01/09/2011

Pesquisa compara substituição de população em Botafogo com o bairro francês d”Aligre

Fonte: O Globo
Rue de Cotte, em Aligre, comércio de bairro se sofistica com chegada de cafés e novas lojas frequentados pelos bo-bôs (Foto: Paulo Thiago de Mello)
Rue de Cotte, em Aligre, comércio de bairro se sofistica com chegada de cafés e novas lojas frequentados pelos bo-bôs (Foto: Paulo Thiago de Mello)

Nem é preciso circular muito por Botafogo para perceber que há tempos o bairro já não é mais aquele. De mera passagem para pontos da Zona Sul considerados mais nobres, Botafogo vem se tornando, nos últimos cinco anos, um lugar de fixação, inclusive para uma nova classe média, com uma renda mais alta. E o tipo de empreendimentos que vêm sendo erguidos na região mostra claramente essa mudança. Esta semana, por exemplo, será lançado ali um prédio com apartamentos tríplex, que vão custar até R$ 2,2 milhões.

Morador do bairro, o antropólogo do Laboratório de Etnografia Metropolitana (LeMetro) da UFRJ e jornalista do Globo Paulo Thiago de Mello percebeu o fenômeno e resolveu estudá-lo. Em seu trabalho de pós-doutorado, ele compara Botafogo – mais especificamente a área próxima às ruas da Passagem, Álvaro Ramos e General Polidoro – a d”Aligre, no 12ème arrondissement de Paris. Duas regiões que, como muitas outras em grandes metrópoles, estão passando por um processo de substituição de população provocado por diferentes fatores.

“Lá, esse processo de aburguesamento começou há 20 anos e se intensificou nos últimos anos, abrangendo toda a cidade. Há apartamentos em Aligre que tiveram valorização de 400% de 2001 para cá. Aqui, ele é impulsionado pelo boom do setor imobiliário, por políticas de valorização da cidade, como as UPPs que criam cinturões de segurança, e pela realização de grandes eventos que atraem investimentos”, analisa Paulo Thiago.

Desing, na Rua Arnaldo Quintela, um dos muitos empreendimentos que vem sendo erguidos em Botafogo.
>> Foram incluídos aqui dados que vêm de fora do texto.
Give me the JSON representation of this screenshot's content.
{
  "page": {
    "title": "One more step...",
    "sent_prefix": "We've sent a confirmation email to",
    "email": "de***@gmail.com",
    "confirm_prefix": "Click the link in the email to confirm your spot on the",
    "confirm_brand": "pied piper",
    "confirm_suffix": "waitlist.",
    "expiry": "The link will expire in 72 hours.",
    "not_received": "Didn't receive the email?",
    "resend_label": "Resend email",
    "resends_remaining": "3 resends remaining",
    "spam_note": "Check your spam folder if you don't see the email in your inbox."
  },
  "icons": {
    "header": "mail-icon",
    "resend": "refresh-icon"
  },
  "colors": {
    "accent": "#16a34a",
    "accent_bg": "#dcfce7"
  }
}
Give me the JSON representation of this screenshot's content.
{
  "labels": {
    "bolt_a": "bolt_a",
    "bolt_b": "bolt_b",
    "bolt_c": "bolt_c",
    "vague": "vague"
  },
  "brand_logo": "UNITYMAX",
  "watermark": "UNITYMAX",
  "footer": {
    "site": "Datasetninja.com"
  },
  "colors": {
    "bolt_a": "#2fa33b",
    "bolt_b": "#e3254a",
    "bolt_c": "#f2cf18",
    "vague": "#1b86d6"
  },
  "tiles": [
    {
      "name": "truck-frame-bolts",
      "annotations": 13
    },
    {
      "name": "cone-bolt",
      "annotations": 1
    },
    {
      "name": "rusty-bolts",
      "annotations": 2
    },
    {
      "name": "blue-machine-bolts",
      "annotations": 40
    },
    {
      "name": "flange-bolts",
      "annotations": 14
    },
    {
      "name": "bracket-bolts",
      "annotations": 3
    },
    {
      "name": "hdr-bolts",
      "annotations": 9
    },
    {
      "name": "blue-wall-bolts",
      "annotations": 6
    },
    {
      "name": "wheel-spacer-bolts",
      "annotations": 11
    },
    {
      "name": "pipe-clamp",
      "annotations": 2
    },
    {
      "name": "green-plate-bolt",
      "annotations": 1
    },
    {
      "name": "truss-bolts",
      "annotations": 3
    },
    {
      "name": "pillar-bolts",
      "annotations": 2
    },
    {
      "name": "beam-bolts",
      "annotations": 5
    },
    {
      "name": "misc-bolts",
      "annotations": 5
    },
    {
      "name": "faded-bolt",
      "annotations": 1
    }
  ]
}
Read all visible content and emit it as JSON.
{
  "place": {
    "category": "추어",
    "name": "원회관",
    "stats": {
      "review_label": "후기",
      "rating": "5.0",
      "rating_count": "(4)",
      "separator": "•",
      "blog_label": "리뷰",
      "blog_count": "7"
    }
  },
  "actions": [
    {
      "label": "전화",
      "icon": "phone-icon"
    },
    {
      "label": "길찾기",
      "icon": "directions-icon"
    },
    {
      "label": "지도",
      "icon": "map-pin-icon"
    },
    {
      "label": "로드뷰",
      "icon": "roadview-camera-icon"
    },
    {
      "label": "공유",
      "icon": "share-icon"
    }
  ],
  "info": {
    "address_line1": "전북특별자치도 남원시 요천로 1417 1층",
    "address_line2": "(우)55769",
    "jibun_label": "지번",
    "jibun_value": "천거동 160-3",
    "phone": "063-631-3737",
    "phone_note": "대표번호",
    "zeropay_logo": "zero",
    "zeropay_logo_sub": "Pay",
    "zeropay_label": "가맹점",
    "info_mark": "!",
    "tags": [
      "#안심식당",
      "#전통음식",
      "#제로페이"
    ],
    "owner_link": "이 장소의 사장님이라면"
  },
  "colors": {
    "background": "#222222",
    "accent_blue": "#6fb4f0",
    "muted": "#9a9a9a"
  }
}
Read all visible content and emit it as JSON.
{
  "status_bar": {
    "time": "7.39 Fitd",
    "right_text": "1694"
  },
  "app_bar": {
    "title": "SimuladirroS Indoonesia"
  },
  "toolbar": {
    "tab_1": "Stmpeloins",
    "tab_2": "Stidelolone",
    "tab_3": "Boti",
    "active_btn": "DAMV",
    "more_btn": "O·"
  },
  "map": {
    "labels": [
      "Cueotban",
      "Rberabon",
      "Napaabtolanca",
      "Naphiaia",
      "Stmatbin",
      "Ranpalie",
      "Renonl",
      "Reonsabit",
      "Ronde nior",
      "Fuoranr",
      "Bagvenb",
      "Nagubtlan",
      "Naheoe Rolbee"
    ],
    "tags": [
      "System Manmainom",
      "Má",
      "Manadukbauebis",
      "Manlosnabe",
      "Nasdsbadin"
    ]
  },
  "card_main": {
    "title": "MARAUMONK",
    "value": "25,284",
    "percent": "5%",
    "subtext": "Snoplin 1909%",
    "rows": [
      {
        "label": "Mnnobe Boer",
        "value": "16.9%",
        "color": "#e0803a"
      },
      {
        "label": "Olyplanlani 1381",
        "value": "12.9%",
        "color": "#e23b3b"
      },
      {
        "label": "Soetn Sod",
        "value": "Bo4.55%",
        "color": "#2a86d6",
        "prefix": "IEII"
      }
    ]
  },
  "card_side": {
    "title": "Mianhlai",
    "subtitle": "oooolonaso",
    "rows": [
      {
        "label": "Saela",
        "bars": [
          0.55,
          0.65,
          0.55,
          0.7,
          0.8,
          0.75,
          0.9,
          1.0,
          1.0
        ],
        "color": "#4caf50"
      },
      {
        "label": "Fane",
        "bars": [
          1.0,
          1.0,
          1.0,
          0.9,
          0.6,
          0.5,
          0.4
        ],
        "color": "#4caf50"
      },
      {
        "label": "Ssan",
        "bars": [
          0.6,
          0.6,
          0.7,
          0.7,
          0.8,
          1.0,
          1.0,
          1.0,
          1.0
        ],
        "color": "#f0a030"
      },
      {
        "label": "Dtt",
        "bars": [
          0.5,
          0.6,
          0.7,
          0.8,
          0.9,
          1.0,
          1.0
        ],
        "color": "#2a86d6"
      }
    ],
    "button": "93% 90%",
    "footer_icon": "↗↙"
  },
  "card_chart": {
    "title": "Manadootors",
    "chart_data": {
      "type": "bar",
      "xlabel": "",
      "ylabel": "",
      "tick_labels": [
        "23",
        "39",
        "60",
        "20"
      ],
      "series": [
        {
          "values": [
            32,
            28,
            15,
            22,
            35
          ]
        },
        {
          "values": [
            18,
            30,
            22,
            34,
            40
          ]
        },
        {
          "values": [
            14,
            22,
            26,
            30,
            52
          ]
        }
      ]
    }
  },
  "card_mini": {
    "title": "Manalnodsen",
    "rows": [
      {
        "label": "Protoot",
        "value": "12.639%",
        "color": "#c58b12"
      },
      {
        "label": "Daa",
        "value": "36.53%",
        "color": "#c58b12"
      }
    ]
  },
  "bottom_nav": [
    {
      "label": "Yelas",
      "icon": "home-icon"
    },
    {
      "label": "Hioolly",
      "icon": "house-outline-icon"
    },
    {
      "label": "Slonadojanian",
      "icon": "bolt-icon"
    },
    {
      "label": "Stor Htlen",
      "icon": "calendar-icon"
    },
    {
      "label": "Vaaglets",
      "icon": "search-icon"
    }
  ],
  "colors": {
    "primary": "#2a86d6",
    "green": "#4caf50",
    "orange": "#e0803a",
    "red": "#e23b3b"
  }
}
Teve 100% de suas unidades vendidas no lançamento (Foto: Simone Marinho)
Desing, na Rua Arnaldo Quintela, um dos muitos empreendimentos que vem sendo erguidos em Botafogo. Teve 100% de suas unidades vendidas no lançamento (Foto: Simone Marinho)

O resultado se vê nas ruas. No bairro parisiense, o comércio de bairro, que muitas vezes tinha em suas fachadas nomes árabes, já que o local era ocupado por imigrantes, começa a ser substituído por lojas e cafés mais sofisticados e a ser rapidamente ocupado pelos chamados bo-bôs (bourgeois-bohème ou burguês boêmio). Hotéis sociais, subsidiados pelo governo francês para moradores de baixa renda, são transformados em hotéis comerciais. Prédios antigos são reformados, mas se as fachadas são preservadas, no interior as mudanças incluem rede wi-fi e elevadores em edifícios centenários.

“No Rio, além da ocupação de terrenos, o processo de renovação é marcado por demolições, ao passo que em Paris existe uma preservação do tecido urbano. Mas os bairros tinham no passado populações bem semelhantes, tanto pela renda quanto pelo clima de comunidade, com as conversas na calçada”, avalia Paulo Thiago.

Aqui, se alguns botequins e rodas de samba sobrevivem ainda preservando esse clima, eles também passam a conviver com bistrôs e comércios mais sofisticados. Já as casas de vila e pequenos prédios começam a desaparecer e dar lugar a condomínios fechados, com infraestrutura de lazer e segurança que garantem a exclusividade procurada pelos novos moradores.

Não à toa, o bairro é desde 2009, o que tem maior número de lançamentos na Zona Sul, informa a Ademi/RJ. Estudo feito pela Lopes Imobiliária – que inclui 90% dos lançamentos feitos no bairro de 2007 até julho último – mostra que a maior valorização do metro quadrado ocorreu nos apartamentos de três quartos: eles ficaram 94% mais caros. Ainda segundo a pesquisa, num universo que engloba 32 empreendimentos, nenhuma unidade do tipo ficou para estoque. Já dos 179 apartamentos de quatro quartos lançados no mesmo período, restam hoje apenas 2%.